真庸 回複 悄悄話 夢想總是最美好的...
melly 回複 悄悄話 謝謝天寺姑娘來訪。問題夠尖銳的。:)

我相信男女之間有很好的友誼,但是做成紅顏藍顏的絕對是鳳毛麟角。文章中也說了,是成年人的夢,是童話,並不真實。現實生活中更多的是異性好朋友。但是我不認為紅顏知己的存在構成了一個三人世界,夫妻之間不是100% 重合的兩個圓,而是大部分重合的兩個圓,各自應該有各自的空間。人無完人,誰也阻擋不了人們去欣賞婚姻以外的人。如果老公的女性朋友甚至紅顏知己可以幫助他認識女性,認識婚姻,那也未必不是一件好事。重要的是有和做紅顏知己的目的是什麽,程度如何。所以說要有胸襟,有智慧,有距離,多付出,少索取。 :)我也隻是紙上談兵,還沒有修練到什麽人想要我做紅顏知己的程度。 :)但是被美文感動一把,做做夢也不錯。

天寺姑娘的博客是我每天必看的幾個之一,非常美。
天寺 回複 悄悄話 melly:

如果你的老公或者愛人也這樣有個紅顏知己,你能接受嗎?你願意做你老公的太陽,而她是你老公的星星,她和你分享你們的精神世界。如果你可以,你的胸襟讓我佩服!

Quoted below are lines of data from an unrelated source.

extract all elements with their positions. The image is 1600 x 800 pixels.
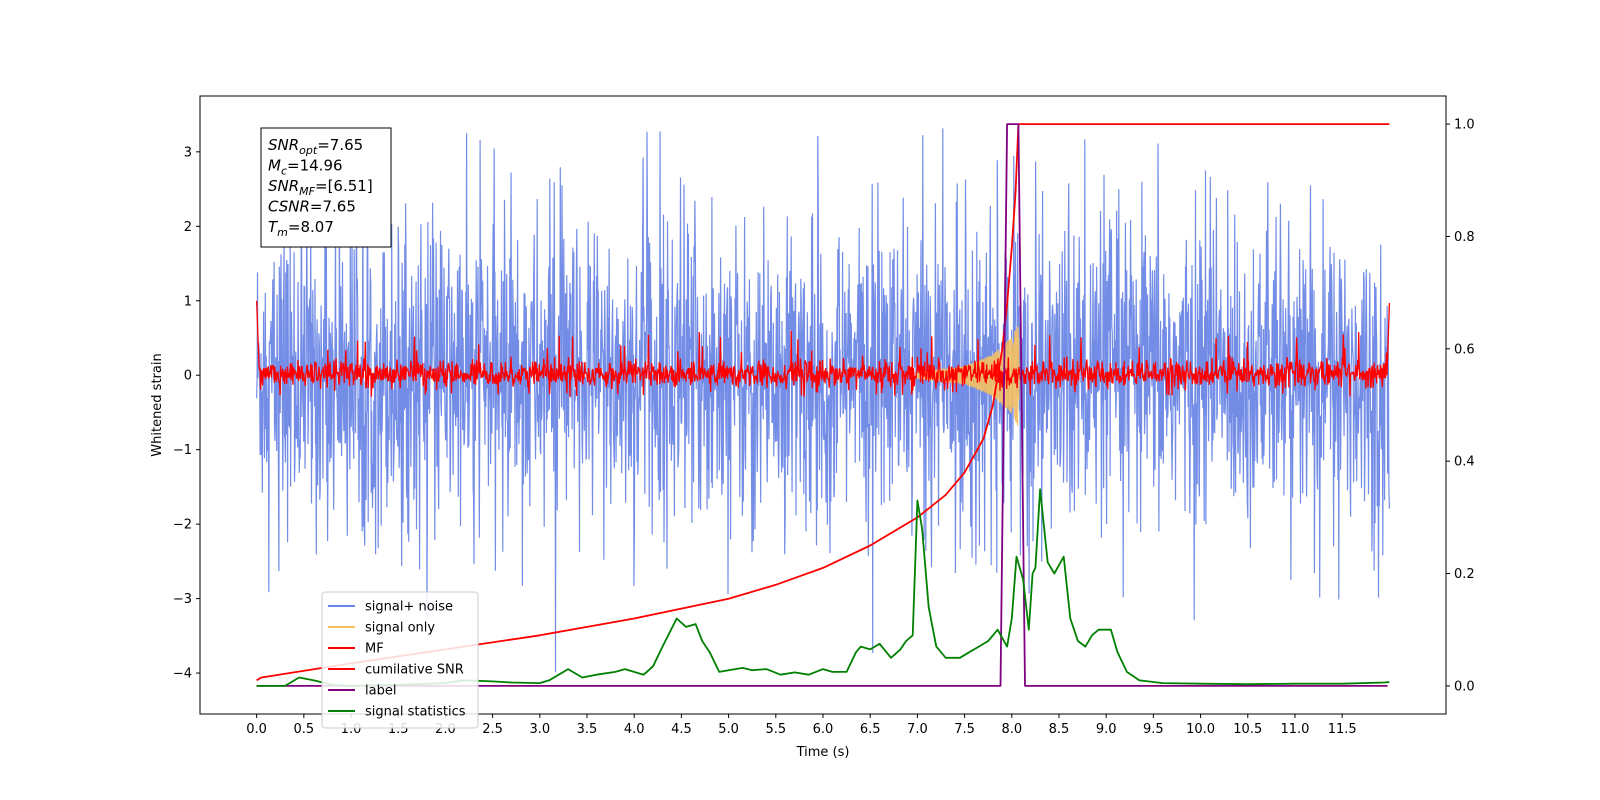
series-label (256, 123, 1388, 687)
x-tick-label: 4.5 (671, 722, 692, 737)
x-tick-label: 4.0 (624, 722, 645, 737)
legend-label: MF (365, 642, 384, 657)
x-tick-label: 3.0 (529, 722, 550, 737)
x-tick-label: 11.5 (1328, 722, 1357, 737)
legend-label: signal+ noise (365, 600, 453, 615)
x-tick-label: 10.0 (1186, 722, 1215, 737)
legend-label: label (365, 684, 396, 699)
y2-tick-label: 1.0 (1454, 118, 1475, 133)
series-signal-noise (256, 128, 1390, 673)
annotation-line: CSNR=7.65 (268, 198, 356, 216)
x-tick-label: 5.5 (765, 722, 786, 737)
x-tick-label: 8.5 (1049, 722, 1070, 737)
series-signal-statistics (256, 488, 1390, 687)
legend-frame (321, 591, 479, 729)
x-tick-label: 9.0 (1096, 722, 1117, 737)
legend-label: signal only (365, 621, 435, 636)
annotation-line: Tm=8.07 (268, 218, 334, 239)
y2-tick-label: 0.0 (1454, 679, 1475, 694)
y2-tick-label: 0.6 (1454, 342, 1475, 357)
x-tick-label: 7.0 (907, 722, 928, 737)
y-tick-label: −1 (173, 443, 192, 458)
y-tick-label: 3 (184, 145, 192, 160)
y-tick-label: 0 (184, 369, 192, 384)
x-axis-label: Time (s) (796, 745, 850, 760)
y-tick-label: 2 (184, 220, 192, 235)
annotation-line: SNRMF=[6.51] (268, 177, 373, 198)
y-tick-label: −3 (173, 592, 192, 607)
x-tick-label: 3.5 (577, 722, 598, 737)
x-tick-label: 10.5 (1233, 722, 1262, 737)
y-tick-label: −2 (173, 518, 192, 533)
y-tick-label: −4 (173, 667, 192, 682)
x-tick-label: 9.5 (1143, 722, 1164, 737)
annotation-line: SNRopt=7.65 (268, 136, 363, 157)
x-tick-label: 0.0 (246, 722, 267, 737)
x-tick-label: 8.0 (1001, 722, 1022, 737)
y-axis-label: Whitened strain (150, 353, 165, 456)
x-tick-label: 0.5 (293, 722, 314, 737)
legend: signal+ noise signal only MF cumilative SNR… (321, 591, 479, 729)
series-mf (255, 300, 1391, 397)
y2-tick-label: 0.2 (1454, 567, 1475, 582)
annotation-line: Mc=14.96 (268, 157, 343, 178)
x-tick-label: 6.5 (860, 722, 881, 737)
annotation-frame (260, 127, 392, 248)
x-tick-label: 2.5 (482, 722, 503, 737)
y2-tick-label: 0.4 (1454, 455, 1475, 470)
x-tick-label: 5.0 (718, 722, 739, 737)
legend-label: cumilative SNR (365, 663, 464, 678)
x-tick-label: 11.0 (1280, 722, 1309, 737)
y-tick-label: 1 (184, 294, 192, 309)
y2-tick-label: 0.8 (1454, 230, 1475, 245)
x-tick-label: 7.5 (954, 722, 975, 737)
legend-label: signal statistics (365, 705, 466, 720)
x-tick-label: 6.0 (813, 722, 834, 737)
annotation-box: SNRopt=7.65Mc=14.96SNRMF=[6.51]CSNR=7.65… (260, 127, 392, 248)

我一直覺得男女之間是沒有紅顏存在的,有也是處於月亮那個位置。
我也胡說八道,歡迎指正,文筆很娟秀,我很喜歡!
melly 回複 悄悄話 One of my friends comments.

Both marriage and soul mate are basically the same. When dating, one wants to get married. After getting married, one needs a soul mate. Soul mate does not need to match everything. Only a piece of soul is enough. It may last very long or forever. Regardless they meet or not. They can be online, pen pal or real life friends. Online is just one of the forms. Unfortunately, most people happen to have empty spots in their hearts. That's reality. One needs something to fill up the vacancy's in their hearts. People like adventures. It satisfies them. This is a constant struggle deep in one's heart.
melly 回複 悄悄話 Helen,

You are such a sweet girl! No, you didn’t offend me at all. I wish you could see me smiling while writing. I was kidding by stating I am a bad woman. Actually, I hope I am a little bit bad somehow. You know what? Bad women, like bad men, are much popular nowadays. Lol

Alright, no more kidding. I love your concept of hold faith in marriage. Marriage is a life-long business. One can not enjoy the marriage without strong faith. Marriage, like everything else, goes up and down now and then, except 7-year itch. I despise those who rashly divorces once the marriage goes down. Healthy friendship will help to build up good marriage.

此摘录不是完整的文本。